Two stations are located within the tunnel: Tappi-Kaitei Station and Yoshioka-Kaitei Station. The stations serve as emergency escape points. In the event of a fire or other disaster, both stations provide the equivalent safety of a much shorter tunnel. The effectiveness of the escape shafts located at the emergency stations is enhanced by: exhaust fans to extract smoke; television cameras to route passengers to safety; thermal (infrared) fire alarm systems; and water spray nozzles.

Previously, both the stations contained museums detailing the history and function of the tunnel, and could be visited on special sightseeing tours.

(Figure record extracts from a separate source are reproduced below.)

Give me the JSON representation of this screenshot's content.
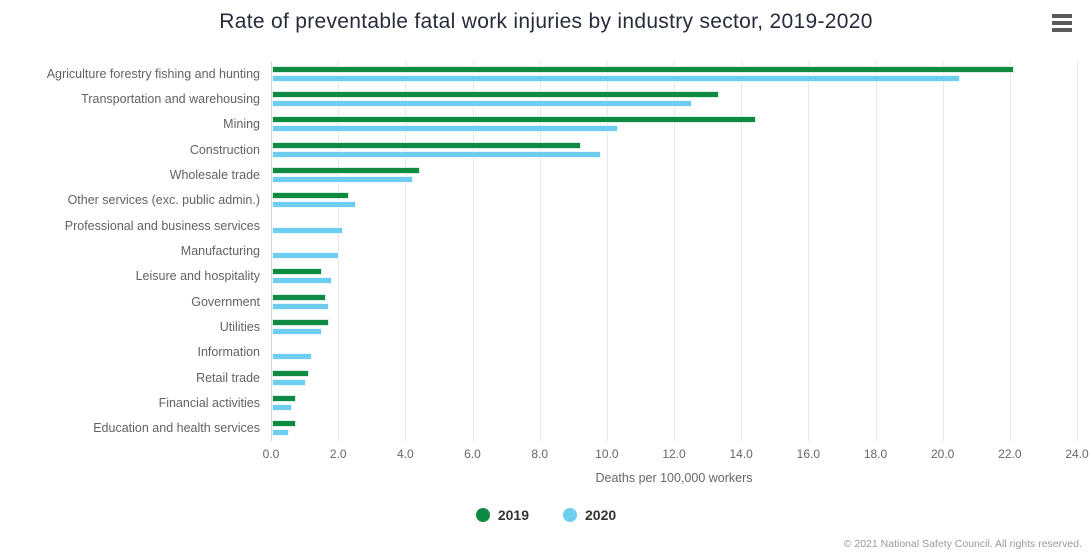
{
  "header": {
    "menu_tooltip": "Chart context menu"
  },
  "chart_data": {
    "type": "bar",
    "orientation": "horizontal",
    "title": "Rate of preventable fatal work injuries by industry sector, 2019-2020",
    "xlabel": "Deaths per 100,000 workers",
    "xlim": [
      0,
      24
    ],
    "xtick_step": 2,
    "xticks": [
      "0.0",
      "2.0",
      "4.0",
      "6.0",
      "8.0",
      "10.0",
      "12.0",
      "14.0",
      "16.0",
      "18.0",
      "20.0",
      "22.0",
      "24.0"
    ],
    "grid": true,
    "legend_position": "bottom",
    "categories": [
      "Agriculture forestry fishing and hunting",
      "Transportation and warehousing",
      "Mining",
      "Construction",
      "Wholesale trade",
      "Other services (exc. public admin.)",
      "Professional and business services",
      "Manufacturing",
      "Leisure and hospitality",
      "Government",
      "Utilities",
      "Information",
      "Retail trade",
      "Financial activities",
      "Education and health services"
    ],
    "series": [
      {
        "name": "2019",
        "color": "#0f8a42",
        "values": [
          22.1,
          13.3,
          14.4,
          9.2,
          4.4,
          2.3,
          null,
          null,
          1.5,
          1.6,
          1.7,
          null,
          1.1,
          0.7,
          0.7
        ]
      },
      {
        "name": "2020",
        "color": "#6ecef2",
        "values": [
          20.5,
          12.5,
          10.3,
          9.8,
          4.2,
          2.5,
          2.1,
          2.0,
          1.8,
          1.7,
          1.5,
          1.2,
          1.0,
          0.6,
          0.5
        ]
      }
    ]
  },
  "footer": {
    "credits": "© 2021 National Safety Council. All rights reserved."
  }
}
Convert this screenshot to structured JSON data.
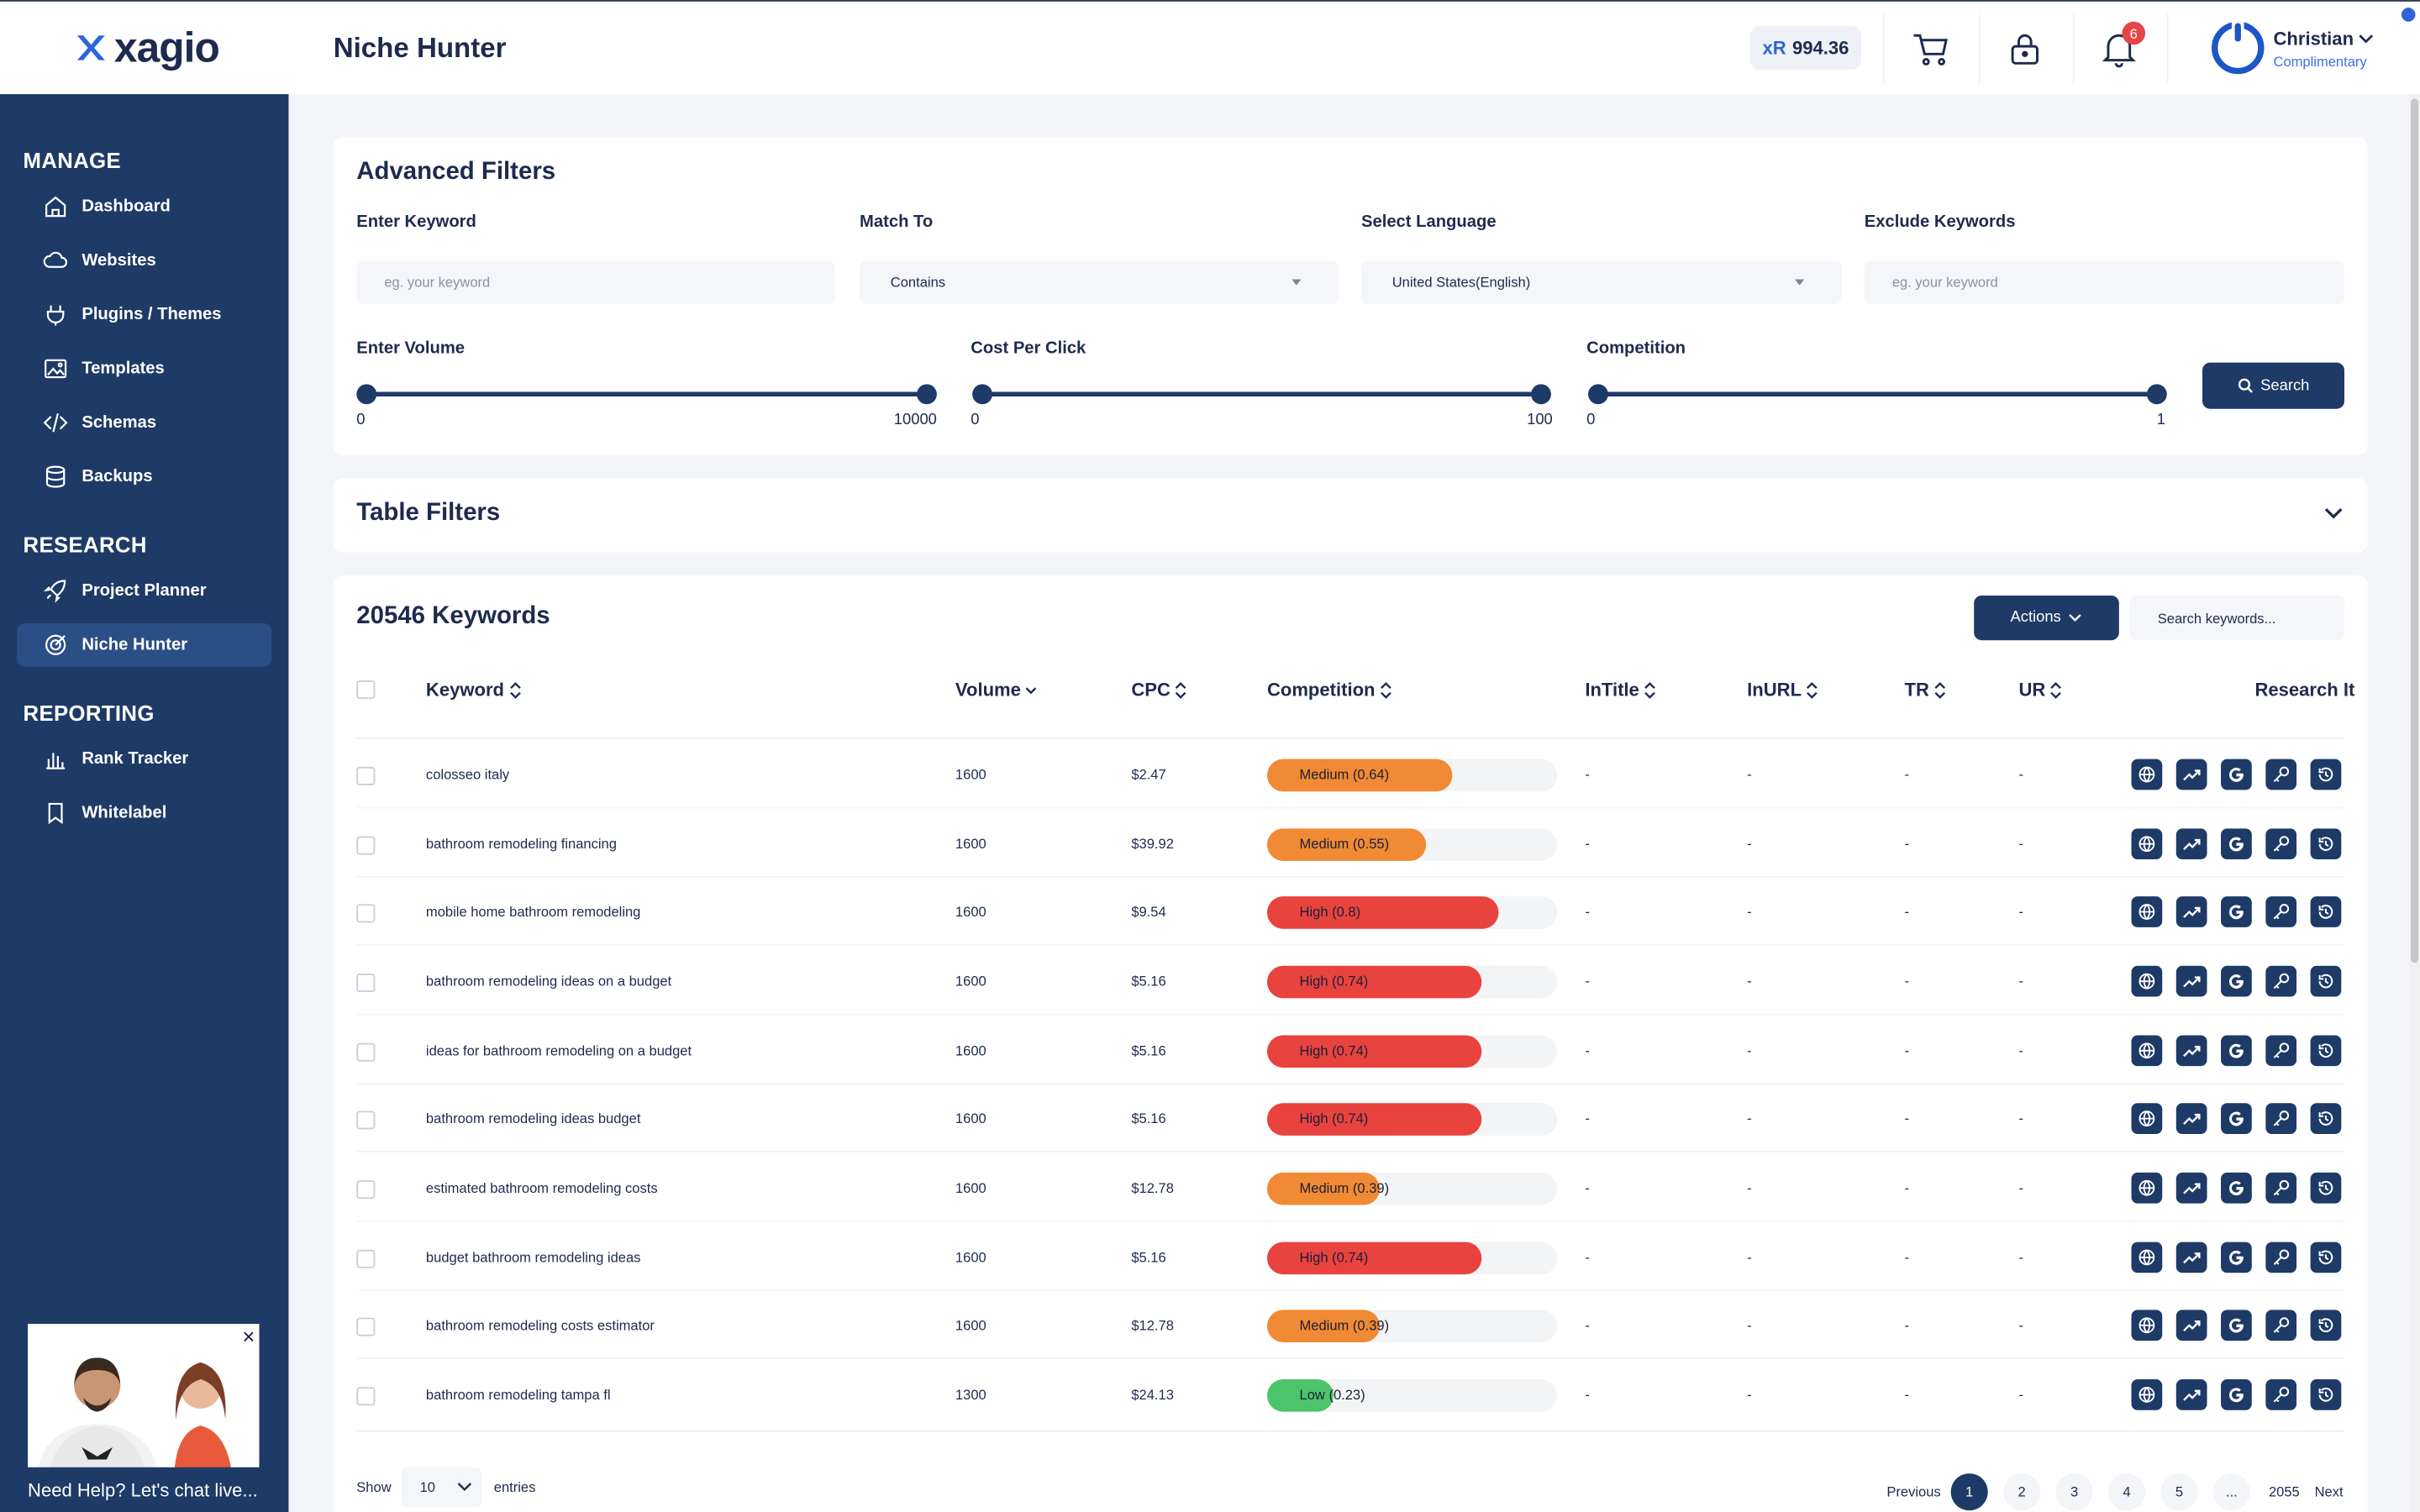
{
  "header": {
    "logo_text": "xagio",
    "page_title": "Niche Hunter",
    "credits_prefix": "xR",
    "credits_value": "994.36",
    "notifications_count": "6",
    "user_name": "Christian",
    "user_plan": "Complimentary"
  },
  "sidebar": {
    "sections": [
      {
        "title": "MANAGE",
        "items": [
          {
            "label": "Dashboard",
            "icon": "home-icon"
          },
          {
            "label": "Websites",
            "icon": "cloud-icon"
          },
          {
            "label": "Plugins / Themes",
            "icon": "plug-icon"
          },
          {
            "label": "Templates",
            "icon": "image-icon"
          },
          {
            "label": "Schemas",
            "icon": "code-icon"
          },
          {
            "label": "Backups",
            "icon": "database-icon"
          }
        ]
      },
      {
        "title": "RESEARCH",
        "items": [
          {
            "label": "Project Planner",
            "icon": "rocket-icon"
          },
          {
            "label": "Niche Hunter",
            "icon": "target-icon",
            "active": true
          }
        ]
      },
      {
        "title": "REPORTING",
        "items": [
          {
            "label": "Rank Tracker",
            "icon": "bar-chart-icon"
          },
          {
            "label": "Whitelabel",
            "icon": "bookmark-icon"
          }
        ]
      }
    ]
  },
  "chat": {
    "label": "Need Help? Let's chat live...",
    "close": "×"
  },
  "advanced_filters": {
    "title": "Advanced Filters",
    "keyword_label": "Enter Keyword",
    "keyword_placeholder": "eg. your keyword",
    "match_label": "Match To",
    "match_value": "Contains",
    "language_label": "Select Language",
    "language_value": "United States(English)",
    "exclude_label": "Exclude Keywords",
    "exclude_placeholder": "eg. your keyword",
    "volume_label": "Enter Volume",
    "volume_min": "0",
    "volume_max": "10000",
    "cpc_label": "Cost Per Click",
    "cpc_min": "0",
    "cpc_max": "100",
    "competition_label": "Competition",
    "competition_min": "0",
    "competition_max": "1",
    "search_label": "Search"
  },
  "table_filters": {
    "title": "Table Filters"
  },
  "keywords": {
    "title": "20546 Keywords",
    "actions_label": "Actions",
    "search_placeholder": "Search keywords...",
    "columns": {
      "keyword": "Keyword",
      "volume": "Volume",
      "cpc": "CPC",
      "competition": "Competition",
      "intitle": "InTitle",
      "inurl": "InURL",
      "tr": "TR",
      "ur": "UR",
      "research": "Research It"
    },
    "rows": [
      {
        "keyword": "colosseo italy",
        "volume": "1600",
        "cpc": "$2.47",
        "competition": "Medium (0.64)",
        "level": 0.64,
        "color": "#f08a34",
        "intitle": "-",
        "inurl": "-",
        "tr": "-",
        "ur": "-"
      },
      {
        "keyword": "bathroom remodeling financing",
        "volume": "1600",
        "cpc": "$39.92",
        "competition": "Medium (0.55)",
        "level": 0.55,
        "color": "#f08a34",
        "intitle": "-",
        "inurl": "-",
        "tr": "-",
        "ur": "-"
      },
      {
        "keyword": "mobile home bathroom remodeling",
        "volume": "1600",
        "cpc": "$9.54",
        "competition": "High (0.8)",
        "level": 0.8,
        "color": "#e8433f",
        "intitle": "-",
        "inurl": "-",
        "tr": "-",
        "ur": "-"
      },
      {
        "keyword": "bathroom remodeling ideas on a budget",
        "volume": "1600",
        "cpc": "$5.16",
        "competition": "High (0.74)",
        "level": 0.74,
        "color": "#e8433f",
        "intitle": "-",
        "inurl": "-",
        "tr": "-",
        "ur": "-"
      },
      {
        "keyword": "ideas for bathroom remodeling on a budget",
        "volume": "1600",
        "cpc": "$5.16",
        "competition": "High (0.74)",
        "level": 0.74,
        "color": "#e8433f",
        "intitle": "-",
        "inurl": "-",
        "tr": "-",
        "ur": "-"
      },
      {
        "keyword": "bathroom remodeling ideas budget",
        "volume": "1600",
        "cpc": "$5.16",
        "competition": "High (0.74)",
        "level": 0.74,
        "color": "#e8433f",
        "intitle": "-",
        "inurl": "-",
        "tr": "-",
        "ur": "-"
      },
      {
        "keyword": "estimated bathroom remodeling costs",
        "volume": "1600",
        "cpc": "$12.78",
        "competition": "Medium (0.39)",
        "level": 0.39,
        "color": "#f08a34",
        "intitle": "-",
        "inurl": "-",
        "tr": "-",
        "ur": "-"
      },
      {
        "keyword": "budget bathroom remodeling ideas",
        "volume": "1600",
        "cpc": "$5.16",
        "competition": "High (0.74)",
        "level": 0.74,
        "color": "#e8433f",
        "intitle": "-",
        "inurl": "-",
        "tr": "-",
        "ur": "-"
      },
      {
        "keyword": "bathroom remodeling costs estimator",
        "volume": "1600",
        "cpc": "$12.78",
        "competition": "Medium (0.39)",
        "level": 0.39,
        "color": "#f08a34",
        "intitle": "-",
        "inurl": "-",
        "tr": "-",
        "ur": "-"
      },
      {
        "keyword": "bathroom remodeling tampa fl",
        "volume": "1300",
        "cpc": "$24.13",
        "competition": "Low (0.23)",
        "level": 0.23,
        "color": "#4cc46a",
        "intitle": "-",
        "inurl": "-",
        "tr": "-",
        "ur": "-"
      }
    ],
    "research_icons": [
      "globe-icon",
      "trend-icon",
      "google-icon",
      "key-icon",
      "history-icon"
    ]
  },
  "pagination": {
    "show_label": "Show",
    "entries_value": "10",
    "entries_label": "entries",
    "previous": "Previous",
    "pages": [
      "1",
      "2",
      "3",
      "4",
      "5",
      "...",
      "2055"
    ],
    "next": "Next"
  }
}
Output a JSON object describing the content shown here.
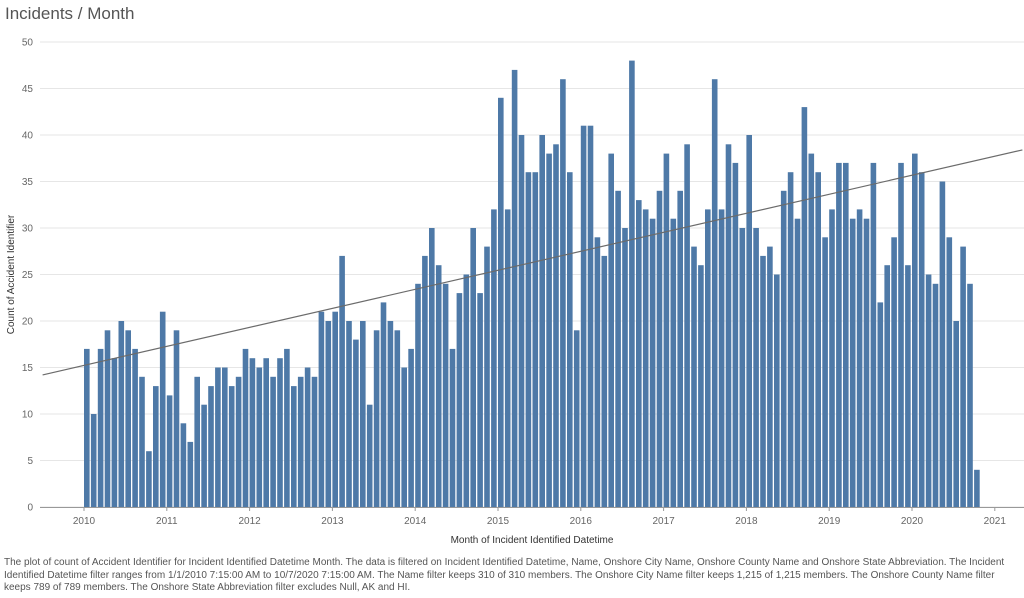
{
  "title": "Incidents / Month",
  "caption": "The plot of count of Accident Identifier for Incident Identified Datetime Month. The data is filtered on Incident Identified Datetime, Name, Onshore City Name, Onshore County Name and Onshore State Abbreviation. The Incident Identified Datetime filter ranges from 1/1/2010 7:15:00 AM to 10/7/2020 7:15:00 AM. The Name filter keeps 310 of 310 members. The Onshore City Name filter keeps 1,215 of 1,215 members. The Onshore County Name filter keeps 789 of 789 members. The Onshore State Abbreviation filter excludes Null, AK and HI.",
  "colors": {
    "bar": "#4e79a7",
    "trend": "#6b6b6b",
    "grid": "#e6e6e6"
  },
  "chart_data": {
    "type": "bar",
    "xlabel": "Month of Incident Identified Datetime",
    "ylabel": "Count of Accident Identifier",
    "ylim": [
      0,
      50
    ],
    "yticks": [
      0,
      5,
      10,
      15,
      20,
      25,
      30,
      35,
      40,
      45,
      50
    ],
    "xticks": [
      "2010",
      "2011",
      "2012",
      "2013",
      "2014",
      "2015",
      "2016",
      "2017",
      "2018",
      "2019",
      "2020",
      "2021"
    ],
    "start_month": "2010-01",
    "values": [
      17,
      10,
      17,
      19,
      16,
      20,
      19,
      17,
      14,
      6,
      13,
      21,
      12,
      19,
      9,
      7,
      14,
      11,
      13,
      15,
      15,
      13,
      14,
      17,
      16,
      15,
      16,
      14,
      16,
      17,
      13,
      14,
      15,
      14,
      21,
      20,
      21,
      27,
      20,
      18,
      20,
      11,
      19,
      22,
      20,
      19,
      15,
      17,
      24,
      27,
      30,
      26,
      24,
      17,
      23,
      25,
      30,
      23,
      28,
      32,
      44,
      32,
      47,
      40,
      36,
      36,
      40,
      38,
      39,
      46,
      36,
      19,
      41,
      41,
      29,
      27,
      38,
      34,
      30,
      48,
      33,
      32,
      31,
      34,
      38,
      31,
      34,
      39,
      28,
      26,
      32,
      46,
      32,
      39,
      37,
      30,
      40,
      30,
      27,
      28,
      25,
      34,
      36,
      31,
      43,
      38,
      36,
      29,
      32,
      37,
      37,
      31,
      32,
      31,
      37,
      22,
      26,
      29,
      37,
      26,
      38,
      36,
      25,
      24,
      35,
      29,
      20,
      28,
      24,
      4
    ],
    "trend_line": {
      "start_value": 14.2,
      "end_value": 38.4,
      "start_month": "2009-07",
      "end_month": "2021-05"
    },
    "grid": true
  }
}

Now only Tappi-Kaitei remains as a museum, Yoshioka-Kaitei was demolished on March 16, 2006 to make way for Hokkaidō Shinkansen preparations.

The two stations were also the first train stations in the world built under the sea.

Some Facts
  • More than 2,800 tons of explosives were used in the construction of the tunnel.
  • One hundred sixty-eight thousand tons of steel was used in the construction of the tunnel. That's enough steel to build four Petronas Towers!
  • The railway track runs 787 feet below the surface of the sea, making it the deepest railway line in the world.
  • During construction in 1976, tunnel workers hit a patch of soft rock with disastrous results. Water gushed into the tunnel at a whopping rate of 80 tons per minute. It took more than two months to control the flood. Luckily, no lives were lost.